For this reason, I prefer to use dried urine testing (DUTCH Test). Not only is collecting samples easy and painless, but we also can analyze sex hormone metabolites to get a complete picture. 

Another consideration when it comes to testing sex hormones is that your hormones naturally fluctuate throughout the month. Looking at a one moment that month does not always tell us the full story. So if you have many symptoms connected to your cycle, you may want to consider cycle mapping. This is where you collect samples 11 days out of the month to get a complete picture of your hormonal fluctuations.

In the above example, you can see she is ovulating a few days late and that she continues to have high amounts of estrogen leading up to her menses. This can result in heavy bleeding during menses and PMS symptoms. 

testing thyroid hormones

Most doctors use an indirect test to assess thyroid function without ever checking your thyroid hormones. And that just doesn't cut it. So you need to make sure that you get a full and complete thyroid evaluation. All thyroid tests are done by blood and you do not need to be fasting.

  • TSH
  • Free T4
  • Free T3
  • Reverse T3
  • Anti-TPO
  • Anti-TG

Click here to learn more about thyroid testing.

Testing Cortisol

You can assess cortisol by blood, urine, or saliva. But just like with sex hormones, WHEN you test is often more important than how you test.

Your cortisol levels naturally fluctuate throughout the day. So you HAVE to test throughout the day. That is why I recommend a 4 point saliva or urine test. I do not recommend an AM serum cortisol. That is simply not enough information to accurately assess adrenal production of cortisol.
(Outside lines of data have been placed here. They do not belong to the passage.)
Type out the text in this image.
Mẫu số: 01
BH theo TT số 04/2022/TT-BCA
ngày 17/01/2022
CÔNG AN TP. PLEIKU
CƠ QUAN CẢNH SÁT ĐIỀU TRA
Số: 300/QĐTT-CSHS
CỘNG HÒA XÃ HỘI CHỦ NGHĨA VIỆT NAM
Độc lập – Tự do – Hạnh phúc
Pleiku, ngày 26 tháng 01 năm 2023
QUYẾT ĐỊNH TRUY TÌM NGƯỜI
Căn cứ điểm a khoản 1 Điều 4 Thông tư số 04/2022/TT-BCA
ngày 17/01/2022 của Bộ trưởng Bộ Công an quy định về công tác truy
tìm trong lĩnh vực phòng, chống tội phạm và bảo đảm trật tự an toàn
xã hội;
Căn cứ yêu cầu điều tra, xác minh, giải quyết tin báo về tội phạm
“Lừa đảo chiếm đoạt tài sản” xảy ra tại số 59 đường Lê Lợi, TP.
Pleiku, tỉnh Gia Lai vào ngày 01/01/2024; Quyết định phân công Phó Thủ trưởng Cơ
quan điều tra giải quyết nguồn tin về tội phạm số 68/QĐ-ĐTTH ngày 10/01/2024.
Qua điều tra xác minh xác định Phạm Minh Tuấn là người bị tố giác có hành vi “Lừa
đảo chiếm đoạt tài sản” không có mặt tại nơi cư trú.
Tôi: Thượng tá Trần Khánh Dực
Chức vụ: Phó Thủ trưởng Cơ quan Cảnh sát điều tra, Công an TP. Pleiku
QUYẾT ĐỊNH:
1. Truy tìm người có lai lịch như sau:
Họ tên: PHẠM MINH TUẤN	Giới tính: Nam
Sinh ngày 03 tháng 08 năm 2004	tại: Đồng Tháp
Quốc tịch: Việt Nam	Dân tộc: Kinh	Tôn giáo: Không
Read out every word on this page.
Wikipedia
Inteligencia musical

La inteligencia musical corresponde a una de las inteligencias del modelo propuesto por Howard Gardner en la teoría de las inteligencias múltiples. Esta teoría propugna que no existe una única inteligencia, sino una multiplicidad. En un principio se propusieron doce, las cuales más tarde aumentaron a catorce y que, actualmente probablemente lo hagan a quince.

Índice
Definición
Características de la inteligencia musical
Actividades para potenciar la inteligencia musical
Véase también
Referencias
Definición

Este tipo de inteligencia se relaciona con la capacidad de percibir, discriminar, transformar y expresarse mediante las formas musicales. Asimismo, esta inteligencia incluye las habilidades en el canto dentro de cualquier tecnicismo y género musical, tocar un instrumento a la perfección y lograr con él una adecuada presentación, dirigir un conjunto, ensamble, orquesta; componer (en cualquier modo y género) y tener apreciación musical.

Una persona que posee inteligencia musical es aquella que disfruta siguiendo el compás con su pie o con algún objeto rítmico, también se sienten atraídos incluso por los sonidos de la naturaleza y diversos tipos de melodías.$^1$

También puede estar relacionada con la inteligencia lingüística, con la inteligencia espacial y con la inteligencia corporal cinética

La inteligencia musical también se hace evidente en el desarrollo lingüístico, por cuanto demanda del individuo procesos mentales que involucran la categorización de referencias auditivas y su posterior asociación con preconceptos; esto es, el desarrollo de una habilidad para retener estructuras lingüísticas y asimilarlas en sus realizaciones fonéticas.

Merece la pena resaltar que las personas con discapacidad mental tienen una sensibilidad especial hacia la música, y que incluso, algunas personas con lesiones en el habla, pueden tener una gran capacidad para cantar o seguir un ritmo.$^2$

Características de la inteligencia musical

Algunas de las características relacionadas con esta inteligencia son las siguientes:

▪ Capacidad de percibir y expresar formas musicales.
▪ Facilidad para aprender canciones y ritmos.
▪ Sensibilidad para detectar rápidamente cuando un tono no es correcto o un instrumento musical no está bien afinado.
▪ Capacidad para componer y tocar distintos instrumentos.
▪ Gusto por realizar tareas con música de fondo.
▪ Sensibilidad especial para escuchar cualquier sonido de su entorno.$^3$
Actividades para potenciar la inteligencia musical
I prefer the dried urine test (DUTCH Test) because it also measures cortisol metabolites. This is important to accurately assess adrenal hormone production because the cortisol measured is only about 3% of total adrenal production for the day. Your body also has mechanisms to modulate cortisol levels outside of the adrenal gland, so cortisol alone does not often tell the whole story. 

In the example below, we see that total free cortisol is normal but metabolized cortisol is low. This implies slowed cortisol clearance and low HPA axis activity. If we had just measured free cortisol, we may have assumed that her HPA axis was fine and not done any treatment. 

Testing blood sugar

Blood sugar balance is incredibly important to assess along with your other hormones. It is often the root cause of the both adrenal and sex hormone imbalances, but it is often overlooked when assessing hormones.

You can assess your blood sugar by doing a fasting blood test (so do it first thing in the morning):

  • Fasting blood glucose
  • Fasting insulin
  • HbA1c
  • Fasting leptin

what to do with your lab tests

Once you get your test results, the next step is to interpret them correctly. Correct interpretation includes the use of optimal reference ranges (not lab reference ranges) and integrating all the results to get the whole picture. This is often easier said than done, so I recommend working with a skilled doctor.